Проклятие Персефоны - страница 17

Шрифт
Интервал


Меня как будто окатили холодной водой. Значит, Анна была права – казнь состоится, причем прямо сейчас! Предвкушение, наполнившее тело, настолько взбудоражило и взволновало, что, подхватив подол платья, я устремилась на площадь, совершенно забыв про Генри. Вскоре я уже стояла в первых рядах перед помостом для казни. Мысленно считая секунды до начала зрелища, вскинула голову, где среди небесно-голубого пространства покачивалась от игривого ветерка толстая петля. Генри затерялся в улюлюкающей толпе, которая сомкнулась за моей спиной, но я не обратила на это никакого внимания.
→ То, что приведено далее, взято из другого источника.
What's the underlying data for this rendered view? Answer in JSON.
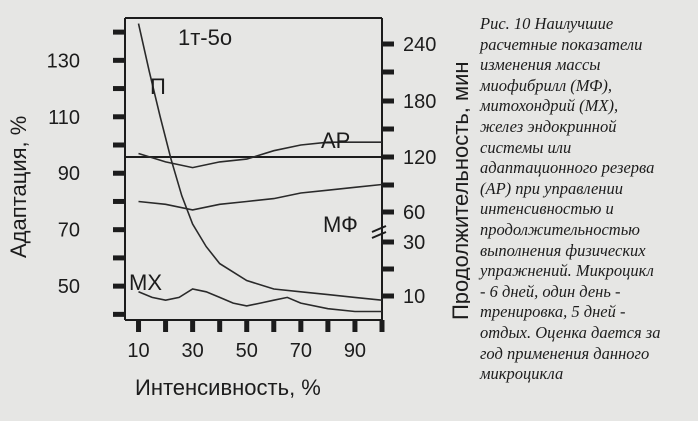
{
  "chart_data": {
    "type": "line",
    "panel_label": "1т-5о",
    "xlabel": "Интенсивность, %",
    "ylabel_left": "Адаптация, %",
    "ylabel_right": "Продолжительность, мин",
    "x_ticks": [
      "10",
      "30",
      "50",
      "70",
      "90"
    ],
    "y_left_ticks": [
      "50",
      "70",
      "90",
      "110",
      "130"
    ],
    "y_right_ticks": [
      "10",
      "30",
      "60",
      "120",
      "180",
      "240"
    ],
    "xlim": [
      5,
      100
    ],
    "ylim": [
      38,
      145
    ],
    "series": [
      {
        "name": "П",
        "x": [
          10,
          14,
          18,
          22,
          26,
          30,
          35,
          40,
          50,
          60,
          70,
          80,
          90,
          100
        ],
        "y": [
          143,
          126,
          110,
          95,
          82,
          72,
          64,
          58,
          52,
          49,
          48,
          47,
          46,
          45
        ]
      },
      {
        "name": "АР",
        "x": [
          10,
          20,
          30,
          40,
          50,
          60,
          70,
          80,
          90,
          100
        ],
        "y": [
          97,
          94,
          92,
          94,
          95,
          98,
          100,
          101,
          101,
          101
        ]
      },
      {
        "name": "МФ",
        "x": [
          10,
          20,
          30,
          40,
          50,
          60,
          70,
          80,
          90,
          100
        ],
        "y": [
          80,
          79,
          77,
          79,
          80,
          81,
          83,
          84,
          85,
          86
        ]
      },
      {
        "name": "МХ",
        "x": [
          10,
          15,
          20,
          25,
          30,
          35,
          40,
          45,
          50,
          55,
          60,
          65,
          70,
          80,
          90,
          100
        ],
        "y": [
          48,
          46,
          45,
          46,
          49,
          48,
          46,
          44,
          43,
          44,
          45,
          46,
          44,
          42,
          41,
          41
        ]
      }
    ]
  },
  "caption": "Рис. 10 Наилучшие\nрасчетные показатели\nизменения массы\nмиофибрилл (МФ),\nмитохондрий (МХ),\nжелез эндокринной\nсистемы или\nадаптационного резерва\n(АР) при управлении\nинтенсивностью и\nпродолжительностью\nвыполнения физических\nупражнений. Микроцикл\n- 6 дней, один день -\nтренировка, 5 дней -\nотдых. Оценка дается за\nгод применения данного\nмикроцикла"
}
Спустя несколько долгих минут ожидания на площадку эшафота молча вышел палач: остроконечный капюшон скрывал его лицо. За собой он тащил, схватив за патлатые кудри мясистой пятерней, худого мальчишку лет пятнадцати. Я могла разглядеть, как выпирали его кости, обтянутые бледной кожей, лицо покрывала пыль вперемешку с кровью.

Палач одним грубым рывком поставил брыкающегося мальчишку на заранее поставленную табуретку и начал деловито затягивать петлю на тощей шее. Я крепко сжала губы, чтобы скрыть возбуждение. Вена на шее болезненно пульсировала, мурашки пробежали по всему телу.

Я желала большего: стать погибелью пирата. Сорвать кулон, мощным прыжком вскочить на эшафот и рубануть когтями по грудной клетке мальчишки, вскрыть ее, точно створки ракушки, насладиться мучениями и криками жертвы. Стараясь незаметно потереть невыносимо зудящую кожу, я задела локтем рядом стоящего мужчину и, тихо выругавшись, натянула на лицо глупую улыбку.

– Извините! Извините, пожалуйста, я не хотела! – «Думай, Эмилия, думай, как выкрутиться!» – Пока бежала сюда, вспотела, словно мышь, все тело зудит!

Осознав, что сморозила глупость, еще раз тихо выругалась себе под нос и быстро отвернулась. Но почти сразу же почувствовала легкое прикосновение ладони к спине и замерла, затаив дыхание. Я никак не могла избавиться от бессмысленного страха, что кто-то почувствует следы от шрамов, которые давно зажили благодаря лечебному соку особой ягоды. Но воспоминания оказались слишком яркими и болезненными: вырванные по жестокой прихоти Персефоны крылья оставляли уродливые рытвины на лопатках сирен.

Стоило моим сестрам лишь услышать детский пронзительный крик новорожденного младенца, как они всячески пытались спасти необычное дитя от Богини. Персефона, гонимая собственным безумством, лишала младенцев крыльев, оставляя их истекать кровью и ожидая, когда лесные духи придут на помощь и полностью исцелят глубокие раны.